In R, a non-normal factor can be simulated this way:

f<-rnorm(n) #latent factor
x1<-rnorm(n, mean=.8*f, sd=.5) 
x2<-rbinom(n, size=1, p=1/(1+exp(-2*f-.5))) 
x3<-rpois(n, lambda=exp(-1 + 1.5*f)) 

Here is the Stan code for a simplistic model with 3 indicators distributed as normal, Bernoulli, and Poisson:

data { 
  int<lower=0> N;
  vector[N] x1;
  int x2[N];
  int x3[N];
}
parameters {
real x1_mu;
real<lower=0> x1_sd;
real x2_mu;
real x3_mu;

real<lower=0> f_x1; //lower bound prevents sign indeterminacy
real<lower=0> f_x2;
real<lower=0> f_x3;
vector[N] z; //Latent variable scores- i.e., person-intercepts
}
model {
  z  ~ std_normal(); // N(0,1) prior for latent variables.
  x1 ~ normal( x1_mu + f_x1 * z, x1_sd );
  x2 ~ bernoulli( 1.0 ./( 1+exp( - f_x2 * z + x2_mu )) );
  x3 ~ poisson( exp( x3_mu + f_x3 * z)  );
}

Note that z doesn’t really need to be normally distributed either.
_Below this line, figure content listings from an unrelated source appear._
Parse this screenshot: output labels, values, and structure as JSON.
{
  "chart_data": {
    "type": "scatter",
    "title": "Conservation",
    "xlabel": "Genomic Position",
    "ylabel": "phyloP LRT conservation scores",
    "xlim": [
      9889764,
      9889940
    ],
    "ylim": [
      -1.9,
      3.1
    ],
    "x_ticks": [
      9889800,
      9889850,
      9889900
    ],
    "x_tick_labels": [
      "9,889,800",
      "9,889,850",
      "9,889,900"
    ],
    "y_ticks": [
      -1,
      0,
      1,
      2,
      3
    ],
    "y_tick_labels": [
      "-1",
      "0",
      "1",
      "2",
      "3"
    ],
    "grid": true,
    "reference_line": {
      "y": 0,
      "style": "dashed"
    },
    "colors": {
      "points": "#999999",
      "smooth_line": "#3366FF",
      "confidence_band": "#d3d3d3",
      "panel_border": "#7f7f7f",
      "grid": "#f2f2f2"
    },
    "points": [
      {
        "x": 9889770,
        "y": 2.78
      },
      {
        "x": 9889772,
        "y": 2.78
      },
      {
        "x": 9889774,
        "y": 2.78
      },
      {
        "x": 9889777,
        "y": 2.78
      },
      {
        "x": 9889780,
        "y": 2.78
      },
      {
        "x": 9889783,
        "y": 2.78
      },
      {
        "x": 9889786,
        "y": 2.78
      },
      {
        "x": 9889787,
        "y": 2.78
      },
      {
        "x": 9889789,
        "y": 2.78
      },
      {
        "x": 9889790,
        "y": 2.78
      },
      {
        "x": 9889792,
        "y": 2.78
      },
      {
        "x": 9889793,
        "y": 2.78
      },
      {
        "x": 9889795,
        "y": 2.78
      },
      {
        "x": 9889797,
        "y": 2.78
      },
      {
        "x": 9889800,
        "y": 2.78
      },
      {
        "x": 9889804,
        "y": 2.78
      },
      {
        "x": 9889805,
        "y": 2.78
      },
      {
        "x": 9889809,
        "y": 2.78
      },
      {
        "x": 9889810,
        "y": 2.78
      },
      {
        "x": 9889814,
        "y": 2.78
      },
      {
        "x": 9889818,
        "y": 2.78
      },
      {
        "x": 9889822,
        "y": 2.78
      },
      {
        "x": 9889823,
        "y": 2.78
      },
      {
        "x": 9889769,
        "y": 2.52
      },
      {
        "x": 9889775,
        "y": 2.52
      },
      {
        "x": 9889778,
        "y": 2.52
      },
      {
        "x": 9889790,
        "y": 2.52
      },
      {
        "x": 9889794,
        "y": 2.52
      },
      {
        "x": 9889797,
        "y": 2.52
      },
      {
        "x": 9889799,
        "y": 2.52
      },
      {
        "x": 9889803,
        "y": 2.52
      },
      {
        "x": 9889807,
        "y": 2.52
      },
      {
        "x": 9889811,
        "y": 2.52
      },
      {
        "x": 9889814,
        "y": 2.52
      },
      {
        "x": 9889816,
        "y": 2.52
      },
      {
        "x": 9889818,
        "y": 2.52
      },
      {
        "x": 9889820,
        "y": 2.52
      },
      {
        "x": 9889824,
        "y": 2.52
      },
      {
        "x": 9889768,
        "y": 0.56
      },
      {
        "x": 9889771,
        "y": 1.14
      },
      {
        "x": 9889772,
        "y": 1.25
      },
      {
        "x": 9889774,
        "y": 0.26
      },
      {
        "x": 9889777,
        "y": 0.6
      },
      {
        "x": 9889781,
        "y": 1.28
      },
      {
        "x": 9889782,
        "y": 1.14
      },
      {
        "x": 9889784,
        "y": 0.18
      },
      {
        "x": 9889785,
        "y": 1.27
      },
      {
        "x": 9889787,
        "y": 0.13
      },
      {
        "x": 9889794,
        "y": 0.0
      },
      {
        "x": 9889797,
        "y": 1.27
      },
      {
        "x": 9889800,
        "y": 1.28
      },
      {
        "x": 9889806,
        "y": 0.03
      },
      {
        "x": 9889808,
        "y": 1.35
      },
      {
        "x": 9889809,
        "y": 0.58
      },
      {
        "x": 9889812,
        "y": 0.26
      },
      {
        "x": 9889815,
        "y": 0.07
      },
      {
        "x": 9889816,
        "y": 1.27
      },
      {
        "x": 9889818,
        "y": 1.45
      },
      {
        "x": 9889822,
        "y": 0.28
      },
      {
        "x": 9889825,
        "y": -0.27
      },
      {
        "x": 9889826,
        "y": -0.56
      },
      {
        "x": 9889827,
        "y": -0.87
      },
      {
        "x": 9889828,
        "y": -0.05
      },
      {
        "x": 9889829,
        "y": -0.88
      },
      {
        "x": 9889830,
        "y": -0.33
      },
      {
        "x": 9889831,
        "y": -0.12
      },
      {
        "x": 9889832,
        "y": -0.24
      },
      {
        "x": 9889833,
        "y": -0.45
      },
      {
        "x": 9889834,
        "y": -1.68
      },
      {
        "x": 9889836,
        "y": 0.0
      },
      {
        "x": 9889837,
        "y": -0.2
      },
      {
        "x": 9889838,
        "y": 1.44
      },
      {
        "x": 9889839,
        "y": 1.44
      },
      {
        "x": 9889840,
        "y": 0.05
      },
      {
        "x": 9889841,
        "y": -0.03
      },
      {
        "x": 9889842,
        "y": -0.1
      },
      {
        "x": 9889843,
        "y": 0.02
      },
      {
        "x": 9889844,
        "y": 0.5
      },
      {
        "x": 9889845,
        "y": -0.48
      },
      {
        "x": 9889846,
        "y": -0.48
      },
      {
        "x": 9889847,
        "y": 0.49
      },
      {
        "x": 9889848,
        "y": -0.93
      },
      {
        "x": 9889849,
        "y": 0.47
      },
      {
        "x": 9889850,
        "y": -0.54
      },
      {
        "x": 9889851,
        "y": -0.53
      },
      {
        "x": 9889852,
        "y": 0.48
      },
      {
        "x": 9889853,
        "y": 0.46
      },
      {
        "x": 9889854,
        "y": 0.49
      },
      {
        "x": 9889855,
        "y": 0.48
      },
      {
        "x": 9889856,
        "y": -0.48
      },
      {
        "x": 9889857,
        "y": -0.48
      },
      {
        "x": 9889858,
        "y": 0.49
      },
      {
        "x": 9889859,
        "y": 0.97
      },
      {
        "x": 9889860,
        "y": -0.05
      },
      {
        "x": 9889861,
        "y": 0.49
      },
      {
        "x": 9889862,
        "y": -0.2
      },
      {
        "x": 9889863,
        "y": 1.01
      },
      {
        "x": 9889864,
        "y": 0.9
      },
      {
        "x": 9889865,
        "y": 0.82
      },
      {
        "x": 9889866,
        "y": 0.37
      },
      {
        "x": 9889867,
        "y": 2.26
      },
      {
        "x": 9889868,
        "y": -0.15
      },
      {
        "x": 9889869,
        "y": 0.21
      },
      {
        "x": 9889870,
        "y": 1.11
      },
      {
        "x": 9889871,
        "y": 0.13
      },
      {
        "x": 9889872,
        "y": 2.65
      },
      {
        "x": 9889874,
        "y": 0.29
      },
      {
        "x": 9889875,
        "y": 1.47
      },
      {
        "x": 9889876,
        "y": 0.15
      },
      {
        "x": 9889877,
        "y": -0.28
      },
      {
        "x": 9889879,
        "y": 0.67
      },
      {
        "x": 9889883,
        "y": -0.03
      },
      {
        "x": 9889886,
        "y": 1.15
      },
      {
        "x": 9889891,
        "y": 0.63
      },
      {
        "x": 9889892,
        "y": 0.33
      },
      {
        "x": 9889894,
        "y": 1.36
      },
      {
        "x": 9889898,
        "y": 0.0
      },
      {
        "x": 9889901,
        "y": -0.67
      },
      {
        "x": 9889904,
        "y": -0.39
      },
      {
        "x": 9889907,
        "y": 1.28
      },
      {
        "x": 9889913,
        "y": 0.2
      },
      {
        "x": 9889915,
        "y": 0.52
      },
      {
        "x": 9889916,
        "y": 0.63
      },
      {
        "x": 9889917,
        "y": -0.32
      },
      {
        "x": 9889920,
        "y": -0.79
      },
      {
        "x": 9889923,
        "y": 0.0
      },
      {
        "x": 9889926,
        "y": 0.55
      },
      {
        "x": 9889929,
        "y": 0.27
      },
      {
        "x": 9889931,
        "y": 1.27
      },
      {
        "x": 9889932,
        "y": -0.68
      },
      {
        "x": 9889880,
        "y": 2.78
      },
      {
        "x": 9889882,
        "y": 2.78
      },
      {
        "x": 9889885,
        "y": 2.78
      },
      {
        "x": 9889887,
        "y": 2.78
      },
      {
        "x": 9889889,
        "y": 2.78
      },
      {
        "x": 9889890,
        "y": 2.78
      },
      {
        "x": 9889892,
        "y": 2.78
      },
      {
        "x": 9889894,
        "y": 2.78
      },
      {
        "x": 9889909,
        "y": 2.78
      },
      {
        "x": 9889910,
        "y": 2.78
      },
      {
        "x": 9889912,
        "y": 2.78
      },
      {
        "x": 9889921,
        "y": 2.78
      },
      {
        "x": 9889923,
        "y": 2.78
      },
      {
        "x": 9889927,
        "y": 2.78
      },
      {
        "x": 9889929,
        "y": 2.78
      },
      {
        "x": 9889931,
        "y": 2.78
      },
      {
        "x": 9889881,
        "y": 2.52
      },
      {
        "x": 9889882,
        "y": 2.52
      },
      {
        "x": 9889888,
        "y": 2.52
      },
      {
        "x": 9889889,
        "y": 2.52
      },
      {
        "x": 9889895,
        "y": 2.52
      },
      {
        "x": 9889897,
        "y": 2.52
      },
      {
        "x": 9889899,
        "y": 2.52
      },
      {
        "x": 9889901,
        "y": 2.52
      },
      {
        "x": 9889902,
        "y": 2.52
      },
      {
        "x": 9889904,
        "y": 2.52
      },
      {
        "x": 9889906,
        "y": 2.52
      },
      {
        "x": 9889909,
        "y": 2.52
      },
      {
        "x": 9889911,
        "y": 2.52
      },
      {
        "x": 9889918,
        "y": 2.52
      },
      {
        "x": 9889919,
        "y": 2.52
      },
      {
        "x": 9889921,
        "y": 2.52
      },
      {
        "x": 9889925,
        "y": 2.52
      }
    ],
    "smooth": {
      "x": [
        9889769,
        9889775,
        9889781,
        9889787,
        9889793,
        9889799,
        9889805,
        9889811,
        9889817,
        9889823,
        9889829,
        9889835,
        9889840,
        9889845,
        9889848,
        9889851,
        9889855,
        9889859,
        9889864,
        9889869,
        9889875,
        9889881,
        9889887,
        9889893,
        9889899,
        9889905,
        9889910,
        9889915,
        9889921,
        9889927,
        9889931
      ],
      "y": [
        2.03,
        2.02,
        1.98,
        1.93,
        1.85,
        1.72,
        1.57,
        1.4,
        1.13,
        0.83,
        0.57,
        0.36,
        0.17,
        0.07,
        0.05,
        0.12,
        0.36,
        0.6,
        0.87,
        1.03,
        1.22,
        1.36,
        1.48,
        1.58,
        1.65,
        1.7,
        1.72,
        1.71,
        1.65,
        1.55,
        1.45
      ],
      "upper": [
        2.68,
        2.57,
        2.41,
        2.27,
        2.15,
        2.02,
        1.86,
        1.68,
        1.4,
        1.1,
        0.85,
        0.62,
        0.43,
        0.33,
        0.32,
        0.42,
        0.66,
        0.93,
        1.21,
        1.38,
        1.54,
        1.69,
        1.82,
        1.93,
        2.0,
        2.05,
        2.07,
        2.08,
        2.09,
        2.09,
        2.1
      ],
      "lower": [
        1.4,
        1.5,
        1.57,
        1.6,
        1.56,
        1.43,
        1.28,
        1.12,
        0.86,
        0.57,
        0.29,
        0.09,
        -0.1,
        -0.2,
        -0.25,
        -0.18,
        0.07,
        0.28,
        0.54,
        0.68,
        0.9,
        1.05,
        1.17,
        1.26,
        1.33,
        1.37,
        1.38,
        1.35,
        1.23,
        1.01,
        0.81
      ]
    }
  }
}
Putting the above code in a string object model3.src, the model is then run as follows with package rstan:

model3<-stan_model(model_code = model3.src)
stan.dat<-list(N=n,"x1"=x1,"x2"=x2,"x3"=x3)
model3.fit<-sampling(model3, stan.dat, 
                     iter = 1500, warmup = 500, #Reducing the amount of warmup to cut down on time.
                     chains=3, cores=3, 
                     control=list(max_treedepth=8)) #Reduced treedepth from 10 to 8 to cut down time.
model3.draws<-extract(model3.fit)

Sampling z takes a much longer time than marginalizing over it (i.e., by using matrix decomposition algebra), of course, but I do not know how to do that without assuming the indicators are normal. And really, most of us are not using research models to shoot down missiles or dodge pedestrians, so a little extra time to do things right is worth the payoff.